表題番号:2025C-062 日付:2026/03/02
研究課題『唯物論研究』の体系的研究に向けて
研究者所属(当時) 資格 氏名
(代表者) 教育・総合科学学術院 教育学部 教授 千野 貴裕
研究成果概要
本研究は、1930年代に刊行された『唯物論研究』という雑誌の体系を明らかにするための予備的調査を目的としたものであった。『唯物論研究』は、当時の文化、社会、政治的文脈を反映した学術文化雑誌であり、もはやその文脈から遠く遠ざかった21世紀の現代からすると、雑誌内での議論がどのような文脈において行われているかが不分明である。
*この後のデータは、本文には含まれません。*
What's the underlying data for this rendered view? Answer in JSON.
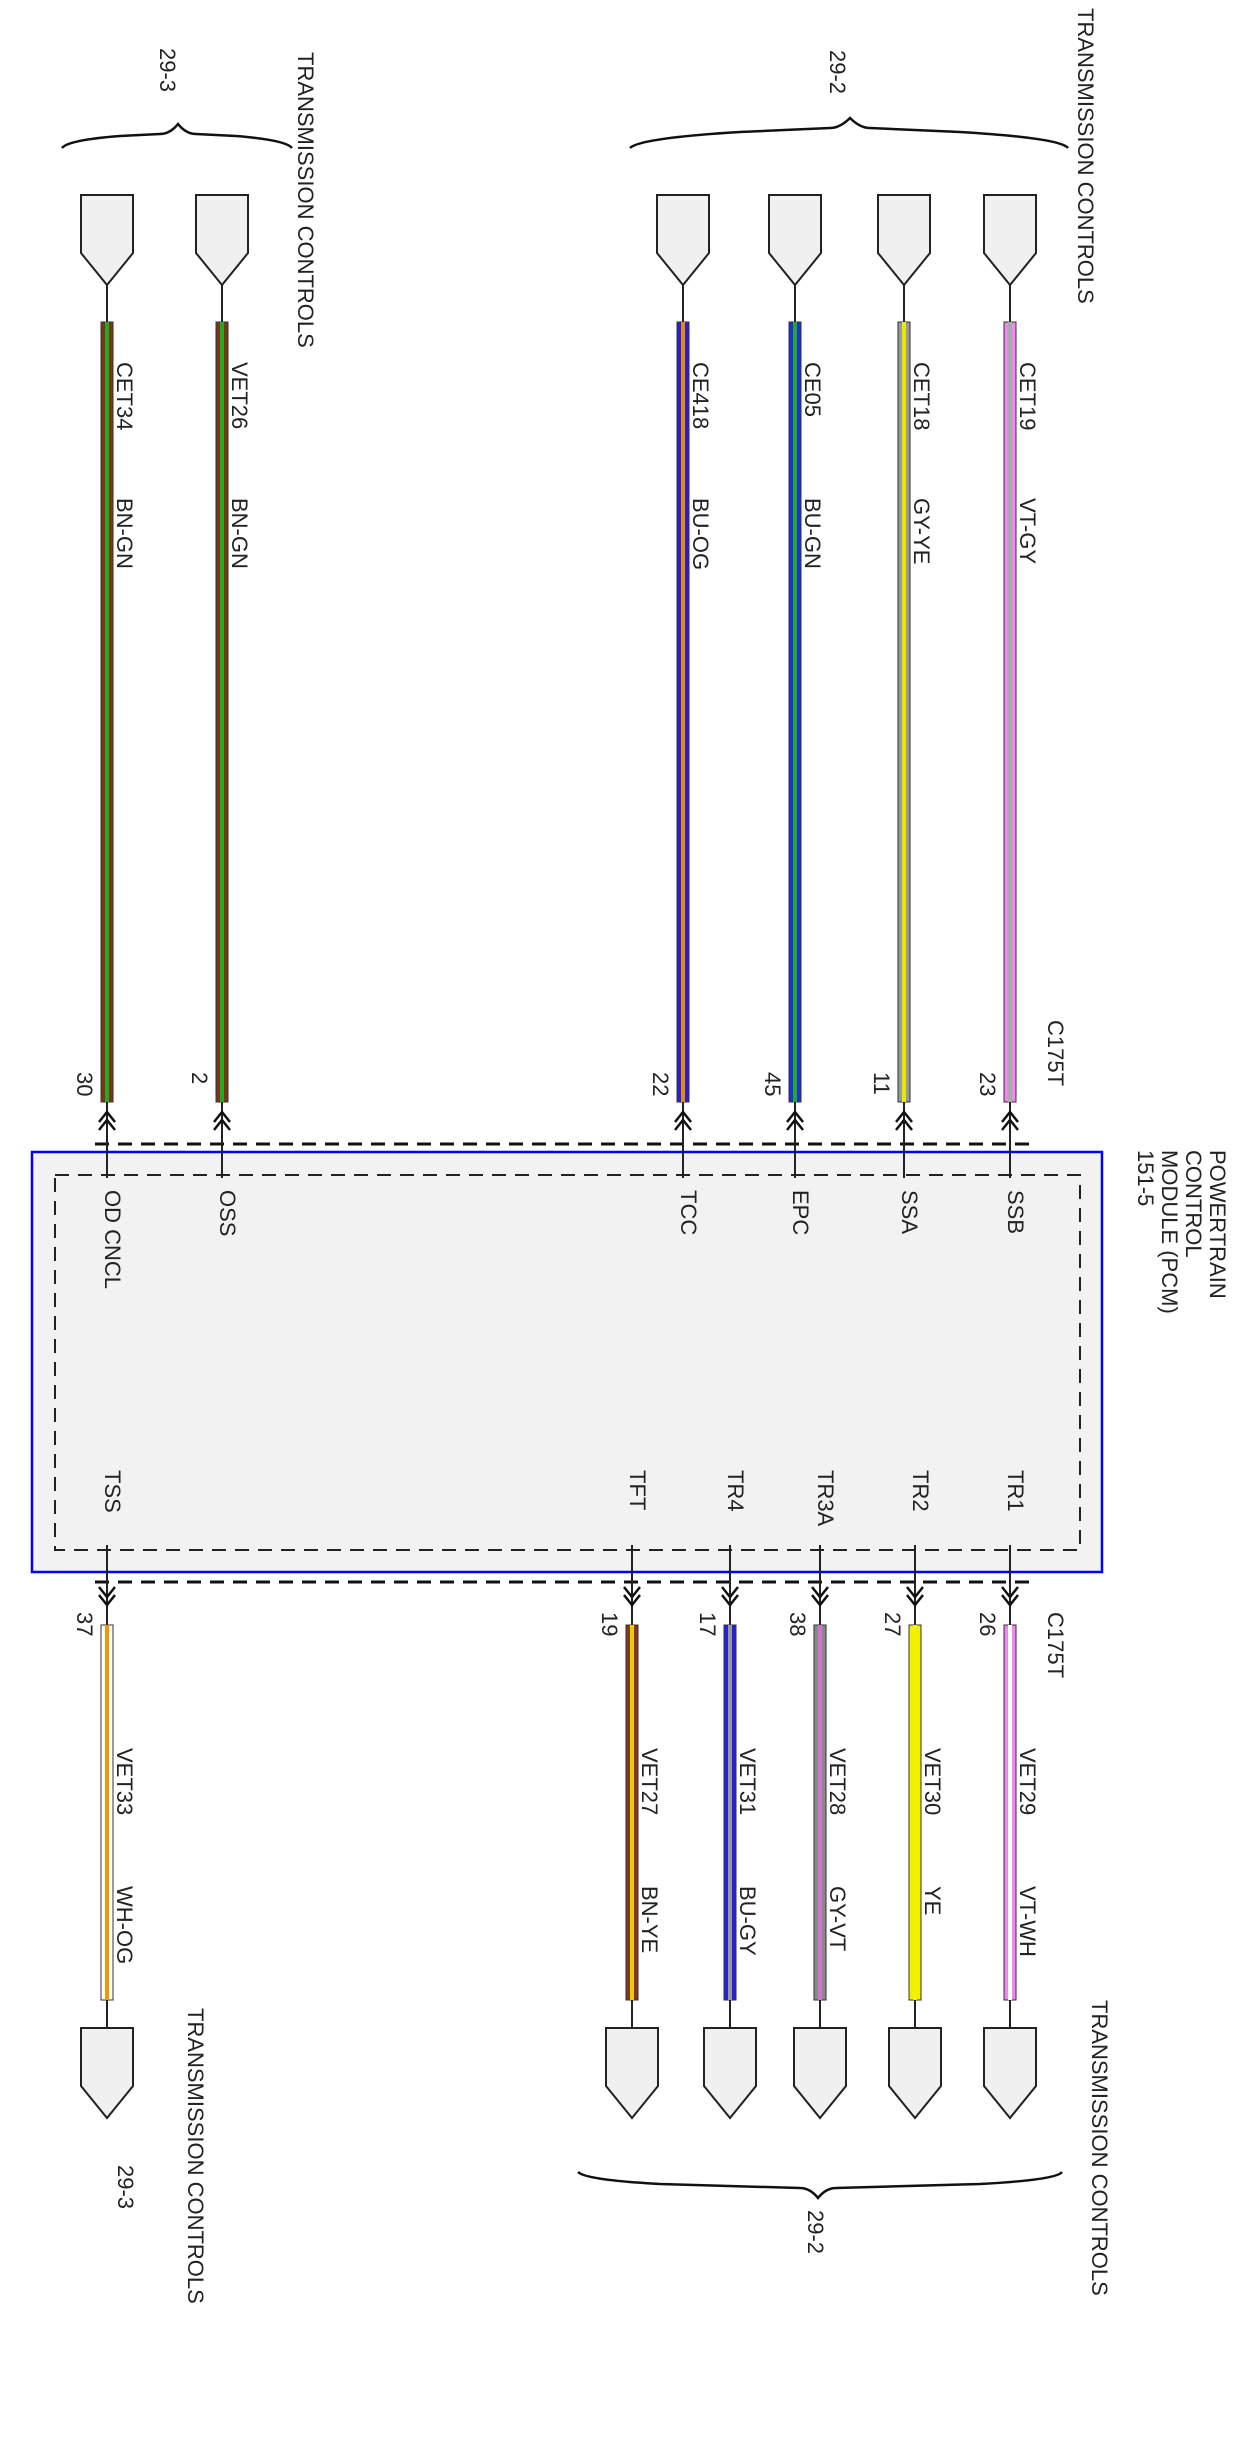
{
  "module": {
    "name_lines": [
      "POWERTRAIN",
      "CONTROL",
      "MODULE (PCM)",
      "151-5"
    ],
    "outline_color": "#0000ff"
  },
  "groups": {
    "top_right": {
      "title": "TRANSMISSION CONTROLS",
      "ref": "29-2"
    },
    "top_left": {
      "title": "TRANSMISSION CONTROLS",
      "ref": "29-3"
    },
    "bottom_right": {
      "title": "TRANSMISSION CONTROLS",
      "ref": "29-2"
    },
    "bottom_left": {
      "title": "TRANSMISSION CONTROLS",
      "ref": "29-3"
    }
  },
  "connectors": {
    "top": "C175T",
    "bottom": "C175T"
  },
  "top_wires": [
    {
      "signal": "SSB",
      "pin": "23",
      "circuit": "CET19",
      "color_code": "VT-GY",
      "base": "#ee88ee",
      "stripe": "#aaaaaa"
    },
    {
      "signal": "SSA",
      "pin": "11",
      "circuit": "CET18",
      "color_code": "GY-YE",
      "base": "#999999",
      "stripe": "#e8e800"
    },
    {
      "signal": "EPC",
      "pin": "45",
      "circuit": "CE05",
      "color_code": "BU-GN",
      "base": "#1e2ee0",
      "stripe": "#22aa22"
    },
    {
      "signal": "TCC",
      "pin": "22",
      "circuit": "CE418",
      "color_code": "BU-OG",
      "base": "#2222dd",
      "stripe": "#ee8800"
    },
    {
      "signal": "OSS",
      "pin": "2",
      "circuit": "VET26",
      "color_code": "BN-GN",
      "base": "#7a3418",
      "stripe": "#22aa22"
    },
    {
      "signal": "OD CNCL",
      "pin": "30",
      "circuit": "CET34",
      "color_code": "BN-GN",
      "base": "#7a3418",
      "stripe": "#22aa22"
    }
  ],
  "bottom_wires": [
    {
      "signal": "TR1",
      "pin": "26",
      "circuit": "VET29",
      "color_code": "VT-WH",
      "base": "#ee88ee",
      "stripe": "#ffffff"
    },
    {
      "signal": "TR2",
      "pin": "27",
      "circuit": "VET30",
      "color_code": "YE",
      "base": "#f2f200",
      "stripe": "#f2f200"
    },
    {
      "signal": "TR3A",
      "pin": "38",
      "circuit": "VET28",
      "color_code": "GY-VT",
      "base": "#8a8a8a",
      "stripe": "#cc77cc"
    },
    {
      "signal": "TR4",
      "pin": "17",
      "circuit": "VET31",
      "color_code": "BU-GY",
      "base": "#2222dd",
      "stripe": "#999999"
    },
    {
      "signal": "TFT",
      "pin": "19",
      "circuit": "VET27",
      "color_code": "BN-YE",
      "base": "#8a3418",
      "stripe": "#e8d000"
    },
    {
      "signal": "TSS",
      "pin": "37",
      "circuit": "VET33",
      "color_code": "WH-OG",
      "base": "#ffffff",
      "stripe": "#ee9900"
    }
  ]
}
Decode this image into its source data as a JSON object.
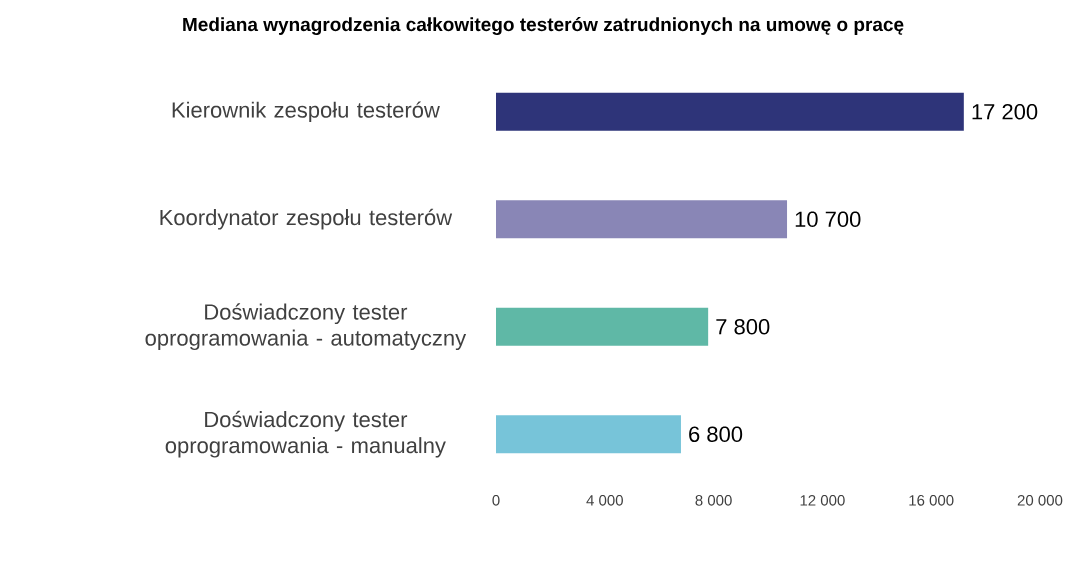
{
  "chart_data": {
    "type": "bar",
    "orientation": "horizontal",
    "title": "Mediana wynagrodzenia całkowitego testerów zatrudnionych na umowę o pracę",
    "categories": [
      "Kierownik zespołu testerów",
      "Koordynator zespołu testerów",
      "Doświadczony tester oprogramowania - automatyczny",
      "Doświadczony tester oprogramowania - manualny"
    ],
    "values": [
      17200,
      10700,
      7800,
      6800
    ],
    "value_labels": [
      "17 200",
      "10 700",
      "7 800",
      "6 800"
    ],
    "colors": [
      "#2e3479",
      "#8986b6",
      "#5fb8a6",
      "#77c4d9"
    ],
    "xlim": [
      0,
      20000
    ],
    "xticks": [
      0,
      {
        "value": 4000,
        "label": "4 000"
      },
      {
        "value": 8000,
        "label": "8 000"
      },
      {
        "value": 12000,
        "label": "12 000"
      },
      {
        "value": 16000,
        "label": "16 000"
      },
      {
        "value": 20000,
        "label": "20 000"
      }
    ]
  }
}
したがって、『唯物論研究』の内容を理解するためには、雑誌が刊行されてた当時の社会的文脈を明らかにし、その文脈に照らして個々の論稿等を読む作業が求められる。本研究によって、『唯物論研究』とそこから生まれた『唯物論全書』の複数の版を比較検討し、またまだ少数ではあるが、当時の会報や「月報」等を入手することができた。これらの月報は、実現しなかった計画や研究会等の案内を含む重要な情報を含んでいるものの、図書館のOPAC等では所蔵が確認できない、貴重な資料であることがわかった。本研究を通じて、このように貴重な資料を発掘できたことで、『唯物論研究』の体系を明らかにする作業の必要性と重要性がわかった。本研究もその一部となった研究成果としては、Takahiro Chino, "Encyclopedist Tosaka Jun", The Tetsugaku Companion to Japanese Philosophy: Tosaka Jun, F. Wirtz et al. eds., Springer, 2026がある。